@Pawlicker Debian's port apparently had an amd64 release recently, but I couldn't get it to install since it doesn't detect the most basic emulated IDE controller. Tried i386 snapshot, worked fine until I decided to upgrade it. Thought that it's just the framebuffer that's corrupted, but couldn't SSH either after reboot.
Bitchin'. OTP 25 in snapshot's repos is fairly fresh, however (unlike the one in haikuports stuck at 20), so if that fails might as well use the prepackaged one, but that's less fun. Screenshot_20240903_035904.png
Apparently there are no source packages in snapshot repos. Anyway, found a patch in source package, applied fine on newer version. Looks like Hurd also isn't Y2K38-compliant. Screenshot_20240903_044146.png
Edited the whole file with #ifndef __GNU__, it compiled but when it came to erlc part assertion error happened. Apparently it was all unneccessary since this could be solved by setting --disable-esock during configure (which I found in the same .deb build rules). Slow as usual since no SMP.
@mint@ryona.agency how long it's been?I thought they finished it 2 years ago when zammit worked on it. You should check latest gnumach or build from git with some --flag
Thanks to some debugging help from a friend, looks like the issue is broken pipe between fasthtml_worker and whatever process pleromer spawns for it. No idea what to do with it. "Hurd of interfaces representing depth" The depth in question -> :marioatse:
https://git.pleroma.social/pleroma/elixir-libraries/fast_html/-/blob/master/CHANGELOG.md?ref_type=heads >[2.0.0] >The worker process now communicates with the node via stdio, instead of TCP, which was known to cause issues on BSD systems Yeah, and now it causes issues on Hurd systems. Either way, downgrading it takes a whole lot less friction than trying to debug the issue somewhere within Erlang on obscure unsupported platform.
@iska Decided to play around with it more. Apparently there is gnumach-smp in non-snapshot port repos, but it immediately crashes with some APIC assertion error unless I change disk type from IDE to SATA (apparently Hurd supports later, that's surprising). But then for whatever reason they has different disk names, sd0 on up kernel and wd0 on smp so it looks like I have to change fstab every time I need to switch between kernels (adding both with errors=continue results in hang on boot). Also framebuffer corruption hasn't gone anywhere, but I at least can manually start ssh by blindly logging in. htop on SMP kernel still shows only 1 CPU, so not sure if it even works.

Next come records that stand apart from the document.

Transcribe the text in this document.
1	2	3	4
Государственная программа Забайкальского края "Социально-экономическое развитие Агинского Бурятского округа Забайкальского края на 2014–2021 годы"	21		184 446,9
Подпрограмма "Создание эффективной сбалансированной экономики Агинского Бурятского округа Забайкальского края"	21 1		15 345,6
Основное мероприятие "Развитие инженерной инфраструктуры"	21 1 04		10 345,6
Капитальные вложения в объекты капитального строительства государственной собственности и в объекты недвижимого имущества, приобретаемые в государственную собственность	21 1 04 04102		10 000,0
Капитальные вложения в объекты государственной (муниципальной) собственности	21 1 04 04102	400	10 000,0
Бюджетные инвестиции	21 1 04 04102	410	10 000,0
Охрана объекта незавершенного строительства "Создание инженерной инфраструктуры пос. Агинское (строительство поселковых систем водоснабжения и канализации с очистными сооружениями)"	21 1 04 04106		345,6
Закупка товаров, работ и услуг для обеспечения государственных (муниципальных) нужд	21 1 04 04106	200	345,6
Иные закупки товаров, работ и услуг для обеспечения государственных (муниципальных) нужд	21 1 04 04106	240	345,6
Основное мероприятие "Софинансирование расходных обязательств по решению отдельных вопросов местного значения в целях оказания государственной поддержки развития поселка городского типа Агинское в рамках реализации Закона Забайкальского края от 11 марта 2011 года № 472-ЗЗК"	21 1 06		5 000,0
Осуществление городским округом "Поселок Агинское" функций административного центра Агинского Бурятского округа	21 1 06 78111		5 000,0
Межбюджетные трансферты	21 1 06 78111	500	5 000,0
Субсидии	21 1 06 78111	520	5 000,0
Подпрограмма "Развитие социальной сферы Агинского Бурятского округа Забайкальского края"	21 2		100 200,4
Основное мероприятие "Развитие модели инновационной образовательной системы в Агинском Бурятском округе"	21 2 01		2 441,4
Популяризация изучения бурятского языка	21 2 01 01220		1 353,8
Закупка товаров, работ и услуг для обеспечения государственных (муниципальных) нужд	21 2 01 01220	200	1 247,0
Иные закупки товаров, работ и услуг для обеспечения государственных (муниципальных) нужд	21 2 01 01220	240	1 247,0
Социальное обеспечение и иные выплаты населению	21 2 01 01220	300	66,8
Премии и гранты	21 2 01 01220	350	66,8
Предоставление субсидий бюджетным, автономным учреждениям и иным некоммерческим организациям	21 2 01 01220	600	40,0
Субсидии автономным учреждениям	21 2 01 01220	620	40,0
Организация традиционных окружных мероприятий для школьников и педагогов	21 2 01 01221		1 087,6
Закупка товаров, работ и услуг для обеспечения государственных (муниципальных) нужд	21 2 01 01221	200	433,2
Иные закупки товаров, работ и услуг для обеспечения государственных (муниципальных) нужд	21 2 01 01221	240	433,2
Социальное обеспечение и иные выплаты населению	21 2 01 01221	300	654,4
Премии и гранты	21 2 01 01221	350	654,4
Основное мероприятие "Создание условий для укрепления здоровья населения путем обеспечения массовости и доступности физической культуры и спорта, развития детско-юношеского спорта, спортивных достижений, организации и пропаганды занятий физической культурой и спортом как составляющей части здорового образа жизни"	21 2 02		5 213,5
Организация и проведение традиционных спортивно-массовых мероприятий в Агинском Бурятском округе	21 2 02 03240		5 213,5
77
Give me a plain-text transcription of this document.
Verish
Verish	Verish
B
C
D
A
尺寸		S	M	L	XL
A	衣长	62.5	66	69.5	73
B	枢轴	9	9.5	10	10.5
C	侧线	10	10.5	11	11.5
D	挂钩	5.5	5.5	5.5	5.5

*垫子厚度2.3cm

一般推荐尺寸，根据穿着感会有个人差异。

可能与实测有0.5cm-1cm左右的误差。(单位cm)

@iska Actually, Erlang does show more cores than one, but the number appears to be partially wrong (I gave the maching 3 cores with 2 threads per core topology). Screenshot_20240905_151609.png
@mint@ryona.agency@iska@catposter.club Also framebuffer corruption hasn't gone anywhereVery classic. Happens on any recent system or qemu with -cpu host. X11 may still work though iirchtop on SMP kernel still shows only 1 CPU, so not sure if it even works.Just checked the IRC logs. Apparently you need a program called smp to use smp. logs.guix.gnu.org/hurd/2024-03-07.log
>Happens on any recent system or qemu with -cpu host Changed CPU type to kvm32, seemed to work now. Well, for a moment. >Apparently you need a program called smp to use smp. Why the fuck. Pinned cores to the physical ones, it appears when running stress only one of them gets used. With that smp.c thingy, all but the first one. htop still shows only one core. Screenshot_20240905_154438.png
It's ironic when fungus man wrote things in C thinking CL would be too big or slow or whatever. Nowadays, emacs is slow, hurd is less complete than Yandere Simulator, and both have younger CL counterparts better in every way, except that Lem won't do email and Mezzano isn't a POSix.
@iska@mint@BallsackGyroper1488 >Nowadays, emacs is slow, hurd is less complete than Yandere Simulator, The main issue with Hurd are the maintainers and mainly Stallman. I was somewhat involved in Hurd a long long time ago and almost every time some discussion about implementing features or optimization occurred, Stallman stepped in and gist of the conversation was almost always "The way I think it should be done is the only way it should be done." Every discussion got stonewalled by stupid nitpicks and Stallman's sometimes obviously bad opinions about the code.